For the amplify.yml file:

 1
 2
 3
 4
 5
 6
 7
 8
 9
10
11
12
13
14
15
16
17
18
19
20
21
22
version: 1
frontend:
  phases:
    preBuild:
      commands:
        - aws s3 cp s3://org.dltj.webmentions-cache webmentions-cache --recursive
        - rvm use $VERSION_RUBY_2_6
        - bundle install --path vendor/bundle
    build:
      commands:
        - rvm use $VERSION_RUBY_2_6
        - bundle exec jekyll build --trace
    postBuild:
      commands:
        - aws s3 cp webmentions-cache s3://org.dltj.webmentions-cache --recursive
  artifacts:
    baseDirectory: _site
    files:
      - '**/*'
  cache:
    paths:
      - 'vendor/**/*'

And the webmentions part of the Jekyll _config.yml file:

1
2
webmentions:
  cache_folder: webmentions-cache

Contents of the AWS CodeBuild Cache File

Can we do a quick sidebar on the AWS CodeBuild caching mechanism?

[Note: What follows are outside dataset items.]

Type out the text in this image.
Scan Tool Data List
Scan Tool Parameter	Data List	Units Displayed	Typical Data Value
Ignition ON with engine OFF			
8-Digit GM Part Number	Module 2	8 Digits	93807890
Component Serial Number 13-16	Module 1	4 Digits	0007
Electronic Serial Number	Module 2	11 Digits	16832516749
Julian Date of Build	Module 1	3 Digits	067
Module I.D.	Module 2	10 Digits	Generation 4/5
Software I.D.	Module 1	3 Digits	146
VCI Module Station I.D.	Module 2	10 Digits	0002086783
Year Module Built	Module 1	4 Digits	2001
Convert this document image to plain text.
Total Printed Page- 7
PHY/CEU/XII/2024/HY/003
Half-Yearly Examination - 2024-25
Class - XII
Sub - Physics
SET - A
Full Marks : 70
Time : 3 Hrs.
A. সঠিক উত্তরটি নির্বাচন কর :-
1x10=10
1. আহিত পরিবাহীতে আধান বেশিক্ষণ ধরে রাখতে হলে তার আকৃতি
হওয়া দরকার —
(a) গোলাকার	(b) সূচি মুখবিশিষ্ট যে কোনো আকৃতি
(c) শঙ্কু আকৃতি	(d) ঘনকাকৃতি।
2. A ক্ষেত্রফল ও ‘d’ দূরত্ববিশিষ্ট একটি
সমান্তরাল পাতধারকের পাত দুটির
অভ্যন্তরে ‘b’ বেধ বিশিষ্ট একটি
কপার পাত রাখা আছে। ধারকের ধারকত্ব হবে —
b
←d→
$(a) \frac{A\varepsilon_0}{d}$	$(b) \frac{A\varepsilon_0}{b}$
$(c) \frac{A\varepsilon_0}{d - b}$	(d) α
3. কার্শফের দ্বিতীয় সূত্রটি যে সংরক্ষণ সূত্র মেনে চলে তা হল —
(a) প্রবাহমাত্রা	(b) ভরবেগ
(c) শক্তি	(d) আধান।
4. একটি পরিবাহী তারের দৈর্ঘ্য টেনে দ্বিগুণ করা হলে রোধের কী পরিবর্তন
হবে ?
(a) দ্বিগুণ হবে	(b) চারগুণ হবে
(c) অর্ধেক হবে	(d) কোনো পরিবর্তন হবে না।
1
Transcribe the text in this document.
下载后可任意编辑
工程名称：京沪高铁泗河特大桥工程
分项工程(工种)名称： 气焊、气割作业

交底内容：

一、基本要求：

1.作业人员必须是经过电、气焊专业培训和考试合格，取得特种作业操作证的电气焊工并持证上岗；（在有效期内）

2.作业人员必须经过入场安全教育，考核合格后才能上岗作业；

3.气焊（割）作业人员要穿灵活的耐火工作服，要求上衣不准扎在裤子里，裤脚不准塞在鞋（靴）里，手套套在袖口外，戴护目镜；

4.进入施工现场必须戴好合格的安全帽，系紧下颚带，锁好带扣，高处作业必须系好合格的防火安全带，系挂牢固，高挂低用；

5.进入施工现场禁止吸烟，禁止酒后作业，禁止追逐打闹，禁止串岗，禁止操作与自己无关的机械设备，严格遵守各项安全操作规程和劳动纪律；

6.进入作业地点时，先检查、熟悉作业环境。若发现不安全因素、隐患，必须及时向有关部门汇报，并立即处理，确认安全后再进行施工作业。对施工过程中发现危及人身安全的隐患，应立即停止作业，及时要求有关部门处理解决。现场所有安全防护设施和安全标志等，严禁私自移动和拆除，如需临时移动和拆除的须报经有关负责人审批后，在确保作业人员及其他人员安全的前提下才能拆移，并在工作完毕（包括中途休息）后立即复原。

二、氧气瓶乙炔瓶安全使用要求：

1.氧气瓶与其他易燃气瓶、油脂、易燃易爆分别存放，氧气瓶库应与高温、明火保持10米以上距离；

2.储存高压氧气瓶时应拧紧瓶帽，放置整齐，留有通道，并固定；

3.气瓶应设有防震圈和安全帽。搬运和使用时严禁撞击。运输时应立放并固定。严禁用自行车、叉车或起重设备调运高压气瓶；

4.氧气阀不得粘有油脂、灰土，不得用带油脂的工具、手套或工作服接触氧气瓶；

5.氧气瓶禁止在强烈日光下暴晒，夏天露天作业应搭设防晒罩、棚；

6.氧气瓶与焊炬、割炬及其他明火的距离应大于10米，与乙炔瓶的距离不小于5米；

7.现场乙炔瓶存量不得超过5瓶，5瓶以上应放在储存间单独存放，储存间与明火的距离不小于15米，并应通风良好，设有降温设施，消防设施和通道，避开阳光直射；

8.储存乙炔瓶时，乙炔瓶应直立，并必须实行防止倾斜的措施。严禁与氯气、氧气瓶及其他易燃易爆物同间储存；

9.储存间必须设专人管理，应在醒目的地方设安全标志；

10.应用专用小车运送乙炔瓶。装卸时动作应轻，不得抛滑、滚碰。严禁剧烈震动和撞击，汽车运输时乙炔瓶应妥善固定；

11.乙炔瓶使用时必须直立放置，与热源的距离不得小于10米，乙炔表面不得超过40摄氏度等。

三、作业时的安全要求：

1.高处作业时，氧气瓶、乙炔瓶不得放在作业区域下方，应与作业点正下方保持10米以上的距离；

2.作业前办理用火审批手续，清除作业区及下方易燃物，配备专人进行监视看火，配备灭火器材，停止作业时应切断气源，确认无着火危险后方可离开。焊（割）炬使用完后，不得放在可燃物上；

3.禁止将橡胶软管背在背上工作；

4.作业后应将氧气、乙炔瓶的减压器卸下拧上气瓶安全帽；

Because I was not expecting what I saw. The CodeBuild cache S3 bucket contains one file with a UUID as its name. That file is a tar-gzip'd archive of a flat directory containing sequentially numbered files (0 through 8099 in my case) and a codebuild.json table of contents:

 1
 2
 3
 4
 5
 6
 7
 8
 9
10
11
12
13
14
15
16
17
18
19
20
21
22
23
24
25
26
27
28
29
30
31
32
33
34
35
36
37
38
39
40
41
{
  "version": "1.0",
  "content": {
    "files": [
      {
        "path": "vendor/s3deploy.tar.gz",
        "rel": "src"
      },
      {
        "path": "vendor/s3deploy",
        "rel": "src"
      },
      {
        "path": "vendor/LICENSE",
        "rel": "src"
      },
      {
        "path": "vendor/README.md",
        "rel": "src"
      },
      {
        "path": "vendor/webmentions",
        "rel": "src"
      },
      {
        "path": "vendor/webmentions/received.yml",
        "rel": "src"
      },
      {
        "path": "vendor/webmentions/lookups.yml",
        "rel": "src"
      },
      {
        "path": "vendor/webmentions/bad_uris.yml",
        "rel": "src"
      },
      {
        "path": "vendor/webmentions/outgoing.yml",
        "rel": "src"
      },
    ...

Each item in the files array corresponded to the numbered filename in the directory. (In the case of the 4th item in the array—a directory—there was no corresponding file in the tar-gzip archive.) Fortunately, the four files I was looking for were near the top of the list and I didn't have to go hunting through all eight-thousand-some-odd files to find them. (The s3deploy program is one that I found to intelligently copy modified files from the CodeBuild working directory to the S3 static website bucket.)

I'm really wondering about the engineering requirements for all of this overhead. Why not just use a native tar-gzip archive without the process of parsing the table of contents and renaming the files?